Name one other job where you don’t have to change/adapt/advance your skills to be successful. It’s not the “new guys” fault that so many “baseball guys” are so unwilling to grow with their job.
petrie000
there’s also the point that professional sports is the ultimate meritocracy… if you’re not winning, you’re replaced.
And as long as people like Theo Epstein and John Mozeliak keep winning WS rings, the arguement that the ‘old schoolers’ being left behind is unfair just rings hollow because obviously you can win a lot of games with the newer way of thinking
BigGiantHead
Sam – people that you complain about have, for instance, turned the Pirates around.

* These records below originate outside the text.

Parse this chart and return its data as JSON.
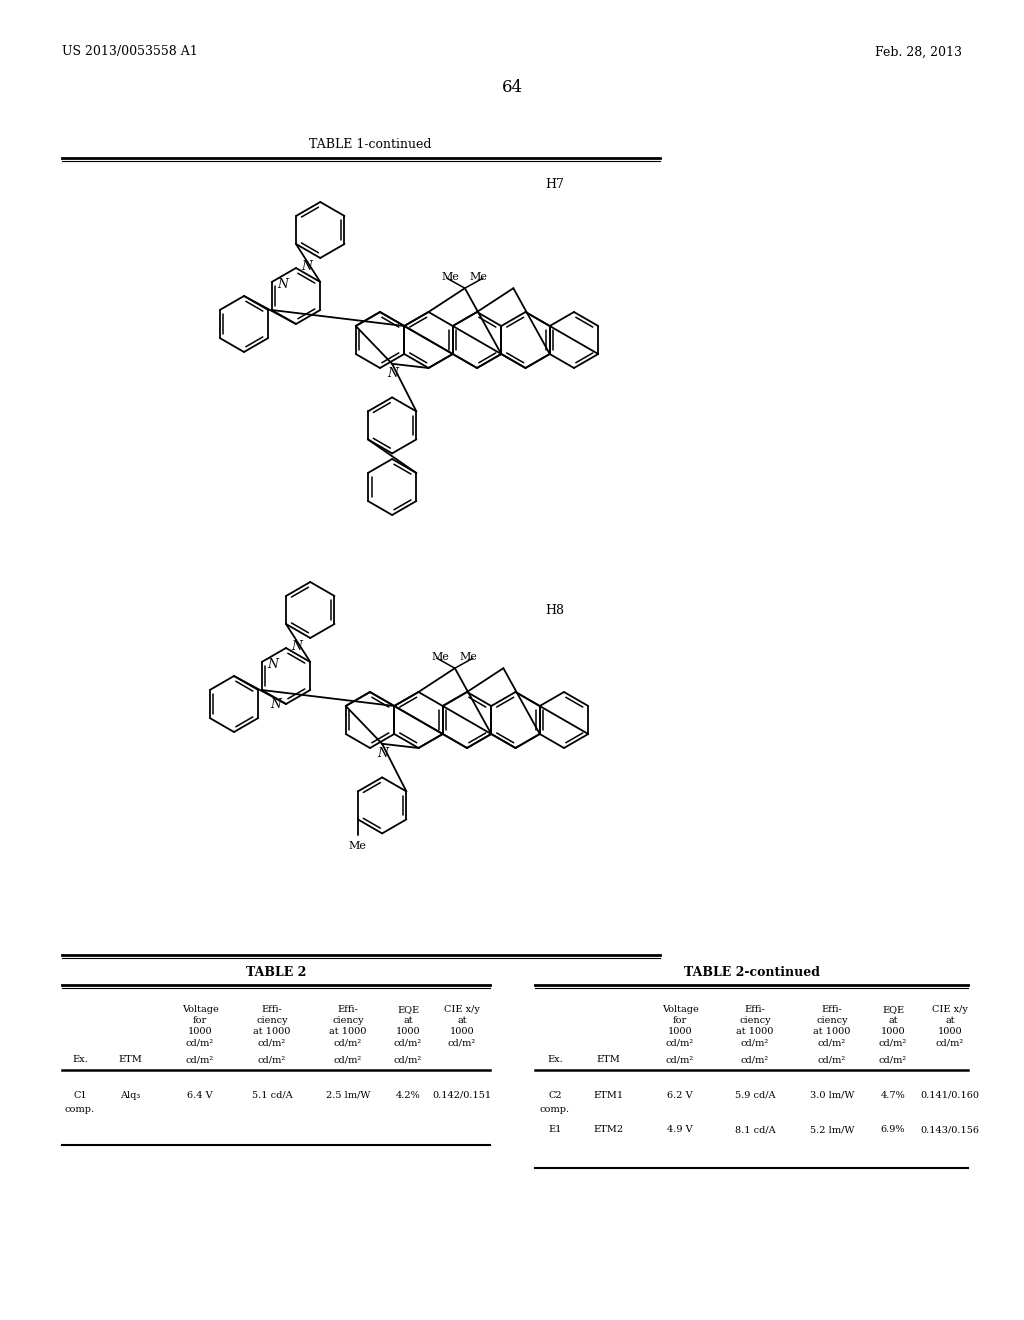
{
  "page_number": "64",
  "patent_number": "US 2013/0053558 A1",
  "patent_date": "Feb. 28, 2013",
  "table1_title": "TABLE 1-continued",
  "compound_h7": "H7",
  "compound_h8": "H8",
  "table2_title": "TABLE 2",
  "table2cont_title": "TABLE 2-continued",
  "bg_color": "#ffffff",
  "text_color": "#000000"
}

There are pros and cons to every approach.
hojostache
Another great article on an interesting baseball exec.; it also highlights what a great liberal arts education can provide a person. He was spot on about team sports, as it offers a great environment to bond, learn, and grow.
citizen
does sabermetrics predict schwarbers fielding gaffs?
amishthunderak
They knew what they were getting defensively. They drafted the best bat available, and it was way higher than anybody else had him slated to go. And they took Kris Bryant at #2 when the entire universe (at least the people that paid attention to the MLB draft) said Appel at 1 and Gray at 2. Their plan was to take the best hitter.
thebare
Theo and Hoyer you talk Cub history why don’t they right a wrong.The Cubs did Bill Madlock wrong trading for Bobby Mercer back in the day cause he want a raise , then pay Mercer more he was a nobody in Cub history. We’re Maddog won: 3 titles batting later help the Pirates to the World Series.Why not have a Mad dog day at Wrigley Field
bubbles3
I cannot tell if this post is typed as a caveman in a brilliant satire, or if it’s a person using an iPhone for the first time. Either way, I’m pleasantly confused.
amishthunderak
Me too.
whitemule70
Wesleyan has moved far left over the years. It is now a prime example of political correctness gone crazy. Sad to see.